Nowadays a lot of coral is ‘improved’ by staining. Rubbing the coral with a cloth damped with a drop of nail varnish remover will usually detect the presence of stain. Many imitation corals have been produced from glass, porcelain and plastic. A simple test is to drop a little bland acid (such as vinegar) carefully on to the coral. If it is genuine the acid will cause the calcium carbonate of which the coral is composed to effervesce.
Amber
This beautiful waxy substance, the colour of honey, originally came from trees. It is a resin exuded by a prehistoric pine tree of a type that no longer exists. It hardened with time and sometimes, as it ran down those trees 30 million years ago, tiny insects or bits of vegetation got caught in it and were entombed there for ever. There is a collection of amber in a museum in Kaliningrad in the US SR where 50,000 specimens of creatures and plant fragments are to be seen in the amber taken from nearby deposits. The area around Kaliningrad on the Baltic has been the traditional source of amber for centuries, but amber has also been found elsewhere - in Burma for instance. It can be picked up along the east coast of England, having been carried by the sea from the Baltic shores. Amber is found in various shades from yellow to reddish brown and is very soft.
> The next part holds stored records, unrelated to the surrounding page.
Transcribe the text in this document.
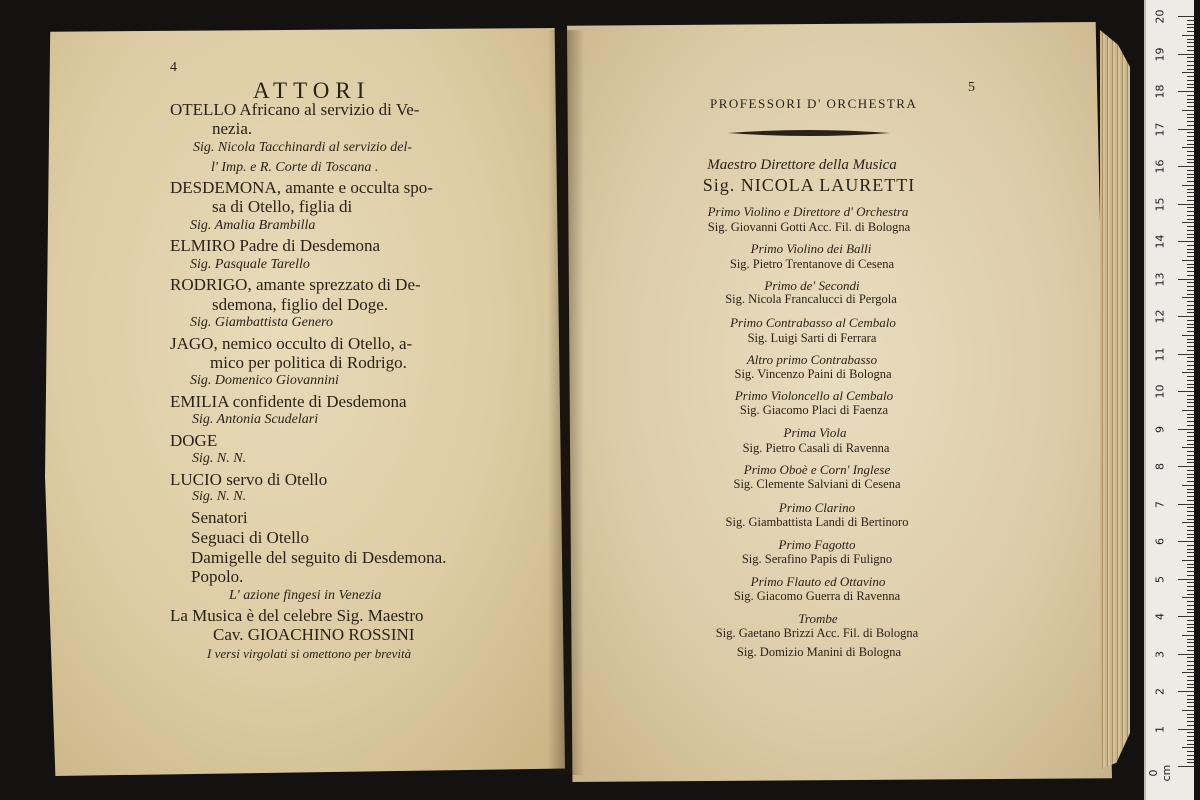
4
ATTORI
OTELLO Africano al servizio di Ve-
nezia.
Sig. Nicola Tacchinardi al servizio del-
l' Imp. e R. Corte di Toscana .
DESDEMONA, amante e occulta spo-
sa di Otello, figlia di
Sig. Amalia Brambilla
ELMIRO Padre di Desdemona
Sig. Pasquale Tarello
RODRIGO, amante sprezzato di De-
sdemona, figlio del Doge.
Sig. Giambattista Genero
JAGO, nemico occulto di Otello, a-
mico per politica di Rodrigo.
Sig. Domenico Giovannini
EMILIA confidente di Desdemona
Sig. Antonia Scudelari
DOGE
Sig. N. N.
LUCIO servo di Otello
Sig. N. N.
Senatori
Seguaci di Otello
Damigelle del seguito di Desdemona.
Popolo.
L' azione fingesi in Venezia
La Musica è del celebre Sig. Maestro
Cav. GIOACHINO ROSSINI
I versi virgolati si omettono per brevità
5
PROFESSORI D' ORCHESTRA
Maestro Direttore della Musica
Sig. NICOLA LAURETTI
Primo Violino e Direttore d' Orchestra
Sig. Giovanni Gotti Acc. Fil. di Bologna
Primo Violino dei Balli
Sig. Pietro Trentanove di Cesena
Primo de' Secondi
Sig. Nicola Francalucci di Pergola
Primo Contrabasso al Cembalo
Sig. Luigi Sarti di Ferrara
Altro primo Contrabasso
Sig. Vincenzo Paini di Bologna
Primo Violoncello al Cembalo
Sig. Giacomo Placi di Faenza
Prima Viola
Sig. Pietro Casali di Ravenna
Primo Oboè e Corn' Inglese
Sig. Clemente Salviani di Cesena
Primo Clarino
Sig. Giambattista Landi di Bertinoro
Primo Fagotto
Sig. Serafino Papis di Fuligno
Primo Flauto ed Ottavino
Sig. Giacomo Guerra di Ravenna
Trombe
Sig. Gaetano Brizzi Acc. Fil. di Bologna
Sig. Domizio Manini di Bologna
20
19
18
17
16
15
14
13
12
11
10
9
8
7
6
5
4
3
2
1
0 cm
Glass and plastic imitations of amber exist, and small fragments of the material can be heated and pressed together to produce a material sometimes called ambroid. An expert can easily spot pressed amber, and in fact anyone can learn to spot the differences in clarity at the margins between the pieces. Pressed amber is acceptable, provided you are not being asked to pay the price of untreated material. It is possible to test amber by cutting off a fragment with a knife blade and burning it. Amber responds to the blade quite differently from glass or plastics, and gives off an aromatic smell when burnt. The fact that there is a fly entrapped in the material does not guarantee that it is amber - plastic imitations complete with flies have been produced in their thousands.